Cancer-selective biotherapy and gene therapy have been considered to be the next horizon towards developing a cure for breast cancer. CD40 ligand (CD40L), a member of the tumor necrosis factor superfamily, relays critical growth signals in various hematological malignancies and carcinomas. We previously demonstrated that recombinant CD40L can directly inhibit breast cancer cell growth. However a potential limitation of CD40L therapy is systemic toxicity. To improve efficacy of gene delivery and limit CD40L expression to the tumor micro-environment, we have generated a conditionally replicative virus (AdEHCD40L) that delivers CD40L selectively to breast carcinomas. Tumor/tissue-specific promoters (hypoxic/HIF-1α response and estrogen response elements) were incorporated to limit CD40L expression to the tumor microenvironment. Viral E1A and CD40L transgene expression was examined in breast cancer lines with low constitutive (T47D) or no (BT-20) HIF-1α expression. Both cell lines displayed significantly increased CD40L expression under viral- permissive conditions (T47D: 65.5 ± 3.9% with increased HIF-1α vs. 38.5 ± 2.8% under uninduced condition, p = 0.01; BT20: 43.2 ± 14.9% vs. 10.6 ± 0.2%, p = 0.03).
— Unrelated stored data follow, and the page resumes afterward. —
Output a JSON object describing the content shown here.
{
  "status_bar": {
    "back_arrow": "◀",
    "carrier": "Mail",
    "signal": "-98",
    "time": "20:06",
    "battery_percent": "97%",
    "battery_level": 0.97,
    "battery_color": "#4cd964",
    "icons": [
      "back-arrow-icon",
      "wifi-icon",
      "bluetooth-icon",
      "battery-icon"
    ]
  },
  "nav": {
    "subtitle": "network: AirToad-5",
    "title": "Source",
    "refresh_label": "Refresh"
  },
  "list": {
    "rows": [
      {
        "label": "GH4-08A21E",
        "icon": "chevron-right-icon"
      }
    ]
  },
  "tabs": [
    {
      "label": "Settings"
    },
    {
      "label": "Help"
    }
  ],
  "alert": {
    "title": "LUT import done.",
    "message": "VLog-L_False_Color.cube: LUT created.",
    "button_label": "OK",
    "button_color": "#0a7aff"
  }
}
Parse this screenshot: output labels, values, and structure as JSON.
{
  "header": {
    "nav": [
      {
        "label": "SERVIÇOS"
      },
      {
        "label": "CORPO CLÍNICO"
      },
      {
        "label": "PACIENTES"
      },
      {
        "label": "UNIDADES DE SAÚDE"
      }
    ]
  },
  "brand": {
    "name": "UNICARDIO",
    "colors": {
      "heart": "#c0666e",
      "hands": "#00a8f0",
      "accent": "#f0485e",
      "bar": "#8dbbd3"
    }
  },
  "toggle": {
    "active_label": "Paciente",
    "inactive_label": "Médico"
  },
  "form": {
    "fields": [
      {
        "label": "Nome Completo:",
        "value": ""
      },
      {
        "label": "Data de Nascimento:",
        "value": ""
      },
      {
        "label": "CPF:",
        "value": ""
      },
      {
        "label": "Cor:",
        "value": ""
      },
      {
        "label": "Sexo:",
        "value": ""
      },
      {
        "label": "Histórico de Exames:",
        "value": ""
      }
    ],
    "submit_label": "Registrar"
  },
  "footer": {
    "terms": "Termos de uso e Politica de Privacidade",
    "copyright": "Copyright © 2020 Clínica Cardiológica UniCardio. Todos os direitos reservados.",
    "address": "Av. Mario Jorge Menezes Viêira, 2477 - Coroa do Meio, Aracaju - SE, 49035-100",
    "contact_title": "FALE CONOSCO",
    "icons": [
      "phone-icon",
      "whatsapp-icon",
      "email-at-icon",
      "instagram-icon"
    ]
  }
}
AdEHCD40L produced markedly stronger inhibition compared to the parental construct (T47D: 53.7 ± 15.2% vs. 32.1 ± 11.7%, p = 0.02; BT20: 25.8 ± 10.2% vs. 15.2 ± 6.8%, p = 0.03), suggesting that growth inhibition encompassed CD40L-mediated and viral oncolytic events. Replicative activity of AdEHCD40L was comparable to the wild type adenovirus in breast cancer cells and attenuated in normal lung fibroblast cells, with reduced growth inhibitory impact. Preliminary findings on mechanisms of AdEHCD40L cytotoxicity indicated increased apoptotic (Annexin V+) and necrotic (propidium iodide incorporation) activities that were accompanied by reduced IBα, phosphorylation, G2M/S cell cycle arrest, culminating in an increased sub-G0 fraction, and altered chemokine/cytokine expression. AdEHCD40L biodistribution and its maximum tolerated dose (2x108 pfu) evaluated in mice were comparable to that of other conditional-replicative adenoviruses. Anti-tumor efficacy of AdEHCD40L showed a reduction in mean tumor diameter of MDA-MB-231 (44-58%) and T47D (49%) human breast cancer xenografts in SCID mice. These findings illustrate the applicability of CD40L gene transfer approach for experimental treatment of human breast cancer.